M. [Q], partie perdante, est condamné aux dépens d’appel et à payer à la SARL Pantagraf la somme de 1.500 euros au titre de l’article 700 du code de procédure civile.
PAR CES MOTIFS
LA COUR, statuant par arrêt contradictoire, prononcé publiquement par mise à disposition au greffe conformément aux dispositions de l’article 450 alinéa 2 du code de procédure civile,
CONFIRME le jugement déféré en ce qu’il a condamné M. [A] [Q] à payer à la SARL Pantagraf la somme de 7.560 euros au titre du solde de la facture du 2 décembre 2020 avec intérêts au taux légal à compter du 5 avril 2022, débouté M. [A] [Q] de ses demandes reconventionnelles et l’a condamné à payer à la SARL Pantagraf la somme de 1.000 euros par application des dispositions de l’article 700 du code de procédure civile, ainsi qu’aux entiers frais et dépens de l’instance ;
Y ajoutant,
CONDAMNE M. [A] [Q] aux dépens d’appel ;
CONDAMNE M. [A] [Q] à payer à la SARL Pantagraf la somme de 1.500 euros sur le fondement de l’article 700 du code de procédure civile.

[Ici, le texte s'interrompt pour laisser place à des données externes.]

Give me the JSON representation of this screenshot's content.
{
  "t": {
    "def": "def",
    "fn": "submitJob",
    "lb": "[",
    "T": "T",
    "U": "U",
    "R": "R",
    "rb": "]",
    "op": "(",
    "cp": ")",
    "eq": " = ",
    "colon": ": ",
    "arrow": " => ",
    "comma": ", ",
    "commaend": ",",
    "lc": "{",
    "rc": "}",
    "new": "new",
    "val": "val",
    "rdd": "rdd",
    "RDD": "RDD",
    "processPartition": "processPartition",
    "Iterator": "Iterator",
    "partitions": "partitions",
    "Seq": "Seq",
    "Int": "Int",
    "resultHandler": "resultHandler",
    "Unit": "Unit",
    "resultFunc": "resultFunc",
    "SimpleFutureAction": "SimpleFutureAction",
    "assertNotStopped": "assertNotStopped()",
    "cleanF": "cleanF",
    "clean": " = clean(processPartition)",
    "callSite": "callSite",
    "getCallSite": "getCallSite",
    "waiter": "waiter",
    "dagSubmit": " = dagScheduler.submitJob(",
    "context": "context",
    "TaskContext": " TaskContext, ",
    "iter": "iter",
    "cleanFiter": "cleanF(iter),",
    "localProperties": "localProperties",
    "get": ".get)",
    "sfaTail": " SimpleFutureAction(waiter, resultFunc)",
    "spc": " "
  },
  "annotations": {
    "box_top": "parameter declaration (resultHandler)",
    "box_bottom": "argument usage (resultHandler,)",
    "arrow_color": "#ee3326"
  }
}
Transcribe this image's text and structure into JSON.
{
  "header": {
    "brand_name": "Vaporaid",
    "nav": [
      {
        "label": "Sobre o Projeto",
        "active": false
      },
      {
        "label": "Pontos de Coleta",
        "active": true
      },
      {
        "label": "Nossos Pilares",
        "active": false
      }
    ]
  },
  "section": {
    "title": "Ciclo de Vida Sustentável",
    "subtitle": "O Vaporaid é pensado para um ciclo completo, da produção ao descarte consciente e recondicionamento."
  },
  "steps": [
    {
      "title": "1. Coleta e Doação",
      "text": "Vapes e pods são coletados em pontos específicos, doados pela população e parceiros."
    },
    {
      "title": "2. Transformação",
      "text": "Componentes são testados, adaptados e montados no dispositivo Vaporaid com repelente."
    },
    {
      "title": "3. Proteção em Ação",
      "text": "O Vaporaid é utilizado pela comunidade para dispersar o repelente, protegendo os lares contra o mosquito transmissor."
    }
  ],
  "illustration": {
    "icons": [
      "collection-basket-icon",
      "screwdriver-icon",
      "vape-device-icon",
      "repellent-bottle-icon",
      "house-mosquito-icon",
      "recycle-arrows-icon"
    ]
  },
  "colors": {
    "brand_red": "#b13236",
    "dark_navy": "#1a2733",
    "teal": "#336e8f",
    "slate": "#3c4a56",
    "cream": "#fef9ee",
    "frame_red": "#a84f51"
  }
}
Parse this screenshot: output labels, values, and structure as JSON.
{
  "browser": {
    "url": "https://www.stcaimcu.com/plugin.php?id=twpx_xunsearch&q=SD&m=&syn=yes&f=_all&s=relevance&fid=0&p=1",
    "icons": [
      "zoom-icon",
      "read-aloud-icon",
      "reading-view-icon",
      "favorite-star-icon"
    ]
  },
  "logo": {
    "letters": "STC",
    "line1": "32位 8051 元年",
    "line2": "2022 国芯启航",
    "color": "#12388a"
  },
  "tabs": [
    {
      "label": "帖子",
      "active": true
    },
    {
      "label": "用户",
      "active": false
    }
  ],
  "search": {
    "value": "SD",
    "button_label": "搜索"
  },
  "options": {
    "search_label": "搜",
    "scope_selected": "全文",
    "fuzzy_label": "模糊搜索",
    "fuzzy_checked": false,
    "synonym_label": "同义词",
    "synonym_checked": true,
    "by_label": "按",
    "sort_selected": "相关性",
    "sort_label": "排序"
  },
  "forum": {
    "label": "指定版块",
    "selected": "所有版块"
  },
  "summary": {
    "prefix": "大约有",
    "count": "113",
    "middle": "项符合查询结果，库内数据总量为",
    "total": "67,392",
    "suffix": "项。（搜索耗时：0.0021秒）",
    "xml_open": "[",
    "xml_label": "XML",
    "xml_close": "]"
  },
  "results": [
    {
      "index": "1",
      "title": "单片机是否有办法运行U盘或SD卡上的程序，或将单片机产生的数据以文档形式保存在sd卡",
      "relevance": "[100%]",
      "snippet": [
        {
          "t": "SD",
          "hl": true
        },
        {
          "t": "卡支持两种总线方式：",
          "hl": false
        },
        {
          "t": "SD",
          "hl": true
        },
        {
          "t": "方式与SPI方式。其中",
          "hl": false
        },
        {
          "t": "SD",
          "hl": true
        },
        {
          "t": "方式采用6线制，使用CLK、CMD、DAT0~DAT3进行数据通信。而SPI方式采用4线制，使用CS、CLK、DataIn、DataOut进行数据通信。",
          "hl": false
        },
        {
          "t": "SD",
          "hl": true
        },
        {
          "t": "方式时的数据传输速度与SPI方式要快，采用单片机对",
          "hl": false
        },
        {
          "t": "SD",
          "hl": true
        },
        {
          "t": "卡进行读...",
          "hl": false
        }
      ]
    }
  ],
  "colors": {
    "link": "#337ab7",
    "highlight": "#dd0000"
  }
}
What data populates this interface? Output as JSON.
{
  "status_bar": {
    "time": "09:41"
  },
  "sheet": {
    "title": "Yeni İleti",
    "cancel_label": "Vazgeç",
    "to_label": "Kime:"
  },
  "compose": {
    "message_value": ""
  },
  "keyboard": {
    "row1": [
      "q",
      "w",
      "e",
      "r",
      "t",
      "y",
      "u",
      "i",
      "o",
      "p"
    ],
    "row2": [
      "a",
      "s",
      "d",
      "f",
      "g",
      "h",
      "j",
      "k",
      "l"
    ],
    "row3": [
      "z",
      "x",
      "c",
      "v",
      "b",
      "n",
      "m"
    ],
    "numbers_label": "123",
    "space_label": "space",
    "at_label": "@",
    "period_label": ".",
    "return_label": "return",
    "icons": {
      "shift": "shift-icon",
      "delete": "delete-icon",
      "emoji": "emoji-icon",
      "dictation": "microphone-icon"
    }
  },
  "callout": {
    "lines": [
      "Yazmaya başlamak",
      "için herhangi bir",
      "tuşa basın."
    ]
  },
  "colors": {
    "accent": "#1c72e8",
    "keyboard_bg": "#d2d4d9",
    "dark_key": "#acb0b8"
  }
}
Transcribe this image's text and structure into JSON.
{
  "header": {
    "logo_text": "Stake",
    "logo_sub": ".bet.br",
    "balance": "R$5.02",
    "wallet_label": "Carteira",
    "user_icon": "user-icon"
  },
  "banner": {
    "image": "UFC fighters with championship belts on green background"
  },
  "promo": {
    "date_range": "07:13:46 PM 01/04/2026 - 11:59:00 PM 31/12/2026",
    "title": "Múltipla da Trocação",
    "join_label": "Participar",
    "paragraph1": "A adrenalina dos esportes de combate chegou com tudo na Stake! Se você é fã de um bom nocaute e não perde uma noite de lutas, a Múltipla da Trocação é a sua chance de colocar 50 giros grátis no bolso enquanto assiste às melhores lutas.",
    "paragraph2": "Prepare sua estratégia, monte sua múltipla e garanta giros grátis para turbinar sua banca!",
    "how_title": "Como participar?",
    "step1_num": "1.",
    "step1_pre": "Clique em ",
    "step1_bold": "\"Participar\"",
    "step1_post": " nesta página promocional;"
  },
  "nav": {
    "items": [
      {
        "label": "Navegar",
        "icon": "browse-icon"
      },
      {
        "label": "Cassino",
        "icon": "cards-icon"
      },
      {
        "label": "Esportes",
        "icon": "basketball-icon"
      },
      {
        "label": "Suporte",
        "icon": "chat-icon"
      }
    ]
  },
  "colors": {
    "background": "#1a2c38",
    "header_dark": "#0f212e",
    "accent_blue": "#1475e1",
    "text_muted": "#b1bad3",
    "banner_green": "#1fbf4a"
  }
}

Le Greffier Le Président de chambre
Au nom du peuple français,
En conséquence, la République française mande et ordonne à tous commissaires de justice, sur ce requis, de mettre ledit arrêt à exécution, aux procureurs généraux et aux procureurs de la République près les tribunaux judiciaires d’y tenir la main, à tous commandants et officiers de la force publique de prêter main-forte lorsqu’ils en seront légalement requis.